Alyssa Bowen, a Ph.D. student at UNC, said Chancellor Carol Folt and the UNC Administration have shown their feelings about student activists through their actions, or lack thereof.
“These emails did confirm our beliefs and they showed the media and members of the community who supported us, but hadn't directly interacted with the administration, the more nefarious and deeply-seeded reasons for administrative inaction,” Bowen said in a statement to The Daily Tar Heel.
Although the emails suggest that the opinion of donors were considered in the University’s decision-making, not all alumni agree with Norman or Rhodes' support of Silent Sam’s preservation.
Last week, eight alumni leaders of UNC’s $4.25 billion fundraising campaign, Campaign for Carolina, signed a letter to the Board of Trustees stating their belief that Silent Sam “should not return to its former location” on McCorkle Place.

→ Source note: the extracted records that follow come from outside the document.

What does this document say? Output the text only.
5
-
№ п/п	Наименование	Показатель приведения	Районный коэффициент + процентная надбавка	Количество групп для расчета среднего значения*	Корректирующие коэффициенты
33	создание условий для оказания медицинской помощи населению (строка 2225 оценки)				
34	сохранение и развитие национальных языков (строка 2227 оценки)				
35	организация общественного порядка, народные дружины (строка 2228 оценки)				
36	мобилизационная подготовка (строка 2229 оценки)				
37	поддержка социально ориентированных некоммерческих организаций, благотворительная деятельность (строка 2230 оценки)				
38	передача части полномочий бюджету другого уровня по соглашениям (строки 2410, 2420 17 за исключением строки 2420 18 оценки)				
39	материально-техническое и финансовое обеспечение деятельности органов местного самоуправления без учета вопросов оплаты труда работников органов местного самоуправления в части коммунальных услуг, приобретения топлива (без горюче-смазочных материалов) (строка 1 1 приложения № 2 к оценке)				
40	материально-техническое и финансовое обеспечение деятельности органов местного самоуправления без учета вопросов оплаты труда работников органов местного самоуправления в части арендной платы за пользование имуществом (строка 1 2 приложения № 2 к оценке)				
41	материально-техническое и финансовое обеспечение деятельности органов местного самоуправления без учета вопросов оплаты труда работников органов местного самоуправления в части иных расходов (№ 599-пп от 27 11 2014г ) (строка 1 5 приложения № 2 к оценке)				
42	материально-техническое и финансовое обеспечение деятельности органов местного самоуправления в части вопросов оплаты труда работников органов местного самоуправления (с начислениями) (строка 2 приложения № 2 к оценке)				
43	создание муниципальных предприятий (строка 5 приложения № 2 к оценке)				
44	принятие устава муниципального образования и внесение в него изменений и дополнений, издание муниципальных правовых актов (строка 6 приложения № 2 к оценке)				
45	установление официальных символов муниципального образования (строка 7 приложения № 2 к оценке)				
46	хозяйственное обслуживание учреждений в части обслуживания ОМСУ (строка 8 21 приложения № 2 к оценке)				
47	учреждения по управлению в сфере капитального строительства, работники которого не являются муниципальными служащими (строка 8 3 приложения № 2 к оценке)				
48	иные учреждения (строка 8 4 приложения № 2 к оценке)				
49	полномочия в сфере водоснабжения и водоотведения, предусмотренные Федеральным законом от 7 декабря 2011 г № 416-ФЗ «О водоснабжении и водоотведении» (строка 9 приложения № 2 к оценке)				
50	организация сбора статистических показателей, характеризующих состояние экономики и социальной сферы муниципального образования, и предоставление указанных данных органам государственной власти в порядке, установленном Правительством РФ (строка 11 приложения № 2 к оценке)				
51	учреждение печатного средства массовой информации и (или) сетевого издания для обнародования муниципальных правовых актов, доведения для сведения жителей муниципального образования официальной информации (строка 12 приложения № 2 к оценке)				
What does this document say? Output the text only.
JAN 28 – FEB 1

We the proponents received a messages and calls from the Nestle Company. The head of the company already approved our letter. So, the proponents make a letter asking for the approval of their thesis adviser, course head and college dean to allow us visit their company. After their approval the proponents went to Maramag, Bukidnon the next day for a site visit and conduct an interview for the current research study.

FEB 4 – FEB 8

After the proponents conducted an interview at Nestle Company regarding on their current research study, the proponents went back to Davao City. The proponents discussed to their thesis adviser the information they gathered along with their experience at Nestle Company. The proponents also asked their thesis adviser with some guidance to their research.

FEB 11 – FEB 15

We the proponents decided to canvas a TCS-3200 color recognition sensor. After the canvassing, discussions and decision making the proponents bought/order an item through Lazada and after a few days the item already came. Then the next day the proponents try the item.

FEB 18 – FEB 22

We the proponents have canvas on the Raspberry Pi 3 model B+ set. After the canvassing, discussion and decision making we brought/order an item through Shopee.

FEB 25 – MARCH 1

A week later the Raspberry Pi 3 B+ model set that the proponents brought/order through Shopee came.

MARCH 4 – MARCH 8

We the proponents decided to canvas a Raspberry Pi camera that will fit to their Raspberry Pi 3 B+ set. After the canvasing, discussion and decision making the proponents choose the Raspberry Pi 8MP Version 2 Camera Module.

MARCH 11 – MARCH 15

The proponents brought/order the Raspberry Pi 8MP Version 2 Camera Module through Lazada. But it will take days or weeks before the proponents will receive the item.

The Campaign for Carolina leaders did not say whether the debate surrounding the Silent Sam monument has had any impact on their fundraising efforts. But UNC’s inaction on the issue has compelled Elizabeth Flake, class of 2011, to stop giving.
“We need more leaders in our university and local community to take a firm stance. We need to make it clear that there’s no place for Silent Sam on campus, and be willing to fight for that,” said Flake, who used to donate regularly to the University.
Flake stopped donating as she became more frustrated with the University’s handling of the situation surrounding Silent Sam.
“It’s just become evident that the majority of alumni and students, faculty, the local campus community want Silent Sam far away from campus,” Flake said.
Flake and the eight fundraising leaders joined a growing portion of the UNC community that has spoken out against the monument, including students, professors and community members.
The Board of Trustees and UNC Board of Governors agreed to set a “lawful and lasting plan” for Silent Sam’s future by Nov. 15.
With increased pressure from all sides and a deadline looming, all eyes are on Chancellor Folt and the Board of Trustees as students, professors and alumni alike look to the UNC administration for the next steps.
“It’s unfortunate and concerning that the BOT and BOG are receiving all this feedback,” Flake said. “Yet they continue to drag things out when the decision should be an easy one.”